Re: spark-itemsimilarity scalability / Spark parallelism issues (SimilarityAnalysis.cooccurrencesIDSs)

Pat Ferrel Wed, 30 Aug 2017 10:55:18 -0700

Matt, I’m interested in following up on this. If you can’t do a PR, can you 
describe what you did a bit more?



On Aug 21, 2017, at 12:05 PM, Pat Ferrel <p...@occamsmachete.com> wrote:

Matt

I’ll create a feature branch of Mahout in my git repo for simplicity (we are in 
code freeze for Mahout right now) Then if you could peel off you changes and 
make a PR against it. Everyone can have a look before any change is made to the 
ASF repos.

Do a PR against this https://github.com/pferrel/mahout/tree/sparse-speedup 
<https://github.com/pferrel/mahout/tree/sparse-speedup>, even if it’s not 
working we can take a look. The branch right now is just a snapshot of the 
current master in code freeze.

Mahout has always had methods to work with different levels of sparsity and you 
may have found a missing point to optimize. Let’s hope so.

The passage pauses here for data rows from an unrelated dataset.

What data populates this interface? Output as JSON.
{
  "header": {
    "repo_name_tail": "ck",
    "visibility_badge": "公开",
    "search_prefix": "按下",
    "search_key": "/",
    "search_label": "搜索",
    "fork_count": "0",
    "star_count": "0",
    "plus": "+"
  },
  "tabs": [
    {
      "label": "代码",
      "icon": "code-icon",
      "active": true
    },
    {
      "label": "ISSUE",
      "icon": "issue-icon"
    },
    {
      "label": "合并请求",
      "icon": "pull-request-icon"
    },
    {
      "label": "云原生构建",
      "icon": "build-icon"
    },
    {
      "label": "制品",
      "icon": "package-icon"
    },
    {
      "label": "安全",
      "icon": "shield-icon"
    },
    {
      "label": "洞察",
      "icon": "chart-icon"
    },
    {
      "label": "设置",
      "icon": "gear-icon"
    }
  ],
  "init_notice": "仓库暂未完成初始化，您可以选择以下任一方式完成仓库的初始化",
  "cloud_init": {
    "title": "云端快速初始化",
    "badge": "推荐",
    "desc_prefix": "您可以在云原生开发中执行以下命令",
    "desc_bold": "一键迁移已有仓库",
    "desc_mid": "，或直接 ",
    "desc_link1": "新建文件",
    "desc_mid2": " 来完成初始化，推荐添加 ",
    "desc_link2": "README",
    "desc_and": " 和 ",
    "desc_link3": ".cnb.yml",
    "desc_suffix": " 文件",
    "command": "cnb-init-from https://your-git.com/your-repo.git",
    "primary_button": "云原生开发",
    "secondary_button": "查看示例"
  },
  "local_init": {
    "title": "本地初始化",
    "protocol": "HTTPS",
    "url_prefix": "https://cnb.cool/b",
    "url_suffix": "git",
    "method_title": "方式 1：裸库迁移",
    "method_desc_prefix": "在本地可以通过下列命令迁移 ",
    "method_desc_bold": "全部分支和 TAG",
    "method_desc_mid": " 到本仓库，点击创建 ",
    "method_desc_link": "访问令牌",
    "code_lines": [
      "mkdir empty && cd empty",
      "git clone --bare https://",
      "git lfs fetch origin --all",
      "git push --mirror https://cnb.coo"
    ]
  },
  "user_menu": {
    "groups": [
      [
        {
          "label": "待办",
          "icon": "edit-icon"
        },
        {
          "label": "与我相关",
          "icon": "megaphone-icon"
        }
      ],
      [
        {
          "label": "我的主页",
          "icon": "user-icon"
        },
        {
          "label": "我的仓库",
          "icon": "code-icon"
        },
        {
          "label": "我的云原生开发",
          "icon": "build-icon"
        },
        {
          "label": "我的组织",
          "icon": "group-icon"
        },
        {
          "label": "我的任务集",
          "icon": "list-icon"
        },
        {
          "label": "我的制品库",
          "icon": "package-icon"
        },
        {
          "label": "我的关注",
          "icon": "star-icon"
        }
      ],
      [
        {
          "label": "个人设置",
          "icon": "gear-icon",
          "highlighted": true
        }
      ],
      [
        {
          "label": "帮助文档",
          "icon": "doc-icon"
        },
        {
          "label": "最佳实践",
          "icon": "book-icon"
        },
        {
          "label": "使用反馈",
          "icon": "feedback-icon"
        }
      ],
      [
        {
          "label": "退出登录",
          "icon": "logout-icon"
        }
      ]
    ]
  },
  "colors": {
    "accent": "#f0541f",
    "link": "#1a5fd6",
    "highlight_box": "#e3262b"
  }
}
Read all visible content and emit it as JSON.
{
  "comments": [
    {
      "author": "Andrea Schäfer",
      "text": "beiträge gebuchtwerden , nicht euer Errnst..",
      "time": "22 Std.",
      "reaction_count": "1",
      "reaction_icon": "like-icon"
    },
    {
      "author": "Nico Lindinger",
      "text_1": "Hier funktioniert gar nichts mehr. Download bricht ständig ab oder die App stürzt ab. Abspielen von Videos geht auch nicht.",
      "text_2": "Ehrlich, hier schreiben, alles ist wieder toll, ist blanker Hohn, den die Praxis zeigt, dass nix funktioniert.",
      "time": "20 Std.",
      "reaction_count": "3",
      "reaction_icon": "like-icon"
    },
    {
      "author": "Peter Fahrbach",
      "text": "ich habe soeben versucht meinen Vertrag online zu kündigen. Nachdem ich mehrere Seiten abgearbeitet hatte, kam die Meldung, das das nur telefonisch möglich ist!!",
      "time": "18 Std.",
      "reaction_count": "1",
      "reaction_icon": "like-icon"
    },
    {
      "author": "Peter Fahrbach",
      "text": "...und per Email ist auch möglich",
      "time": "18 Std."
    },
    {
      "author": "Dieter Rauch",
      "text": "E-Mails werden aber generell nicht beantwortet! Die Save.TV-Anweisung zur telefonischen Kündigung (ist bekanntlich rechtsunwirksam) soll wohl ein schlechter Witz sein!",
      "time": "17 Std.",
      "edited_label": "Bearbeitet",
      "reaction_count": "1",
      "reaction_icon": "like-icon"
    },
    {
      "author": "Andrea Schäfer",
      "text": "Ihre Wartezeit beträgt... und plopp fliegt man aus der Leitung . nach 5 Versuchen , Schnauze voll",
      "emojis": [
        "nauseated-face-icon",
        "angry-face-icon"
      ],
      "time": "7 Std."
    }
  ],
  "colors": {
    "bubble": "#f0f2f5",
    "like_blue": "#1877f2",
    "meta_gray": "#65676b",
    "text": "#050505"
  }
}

On Aug 21, 2017, at 11:47 AM, Andrew Palumbo <ap....@outlook.com> wrote:

I should mention that the densisty is currently set quite high, and we've been 
discussing a user defined setting for this.  Something that we have not worked 
in yet.

________________________________
From: Andrew Palumbo <ap....@outlook.com>
Sent: Monday, August 21, 2017 2:44:35 PM
To: user@mahout.apache.org
Subject: Re: spark-itemsimilarity scalability / Spark parallelism issues 
(SimilarityAnalysis.cooccurrencesIDSs)


We do currently have optimizations based on density analysis in use e.g.: in 
AtB.


https://github.com/apache/mahout/blob/08e02602e947ff945b9bd73ab5f0b45863df3e53/math-scala/src/main/scala/org/apache/mahout/math/scalabindings/package.scala#L431



+1 to PR. thanks for pointing this out.


--andy

________________________________
From: Pat Ferrel <p...@occamsmachete.com>
Sent: Monday, August 21, 2017 2:26:58 PM
To: user@mahout.apache.org
Subject: Re: spark-itemsimilarity scalability / Spark parallelism issues 
(SimilarityAnalysis.cooccurrencesIDSs)

That looks like ancient code from the old mapreduce days. If is passes unit 
tests create a PR.

Just a guess here but there are times when this might not speed up thing but 
slow them down. However for vey sparse matrixes that you might see in CF this 
could work quite well. Some of the GPU optimization will eventually be keyed 
off the density of a matrix, or selectable from knowing it’s characteristics.

I use this code all the time and would be very interested in a version that 
works with CF style very sparse matrices.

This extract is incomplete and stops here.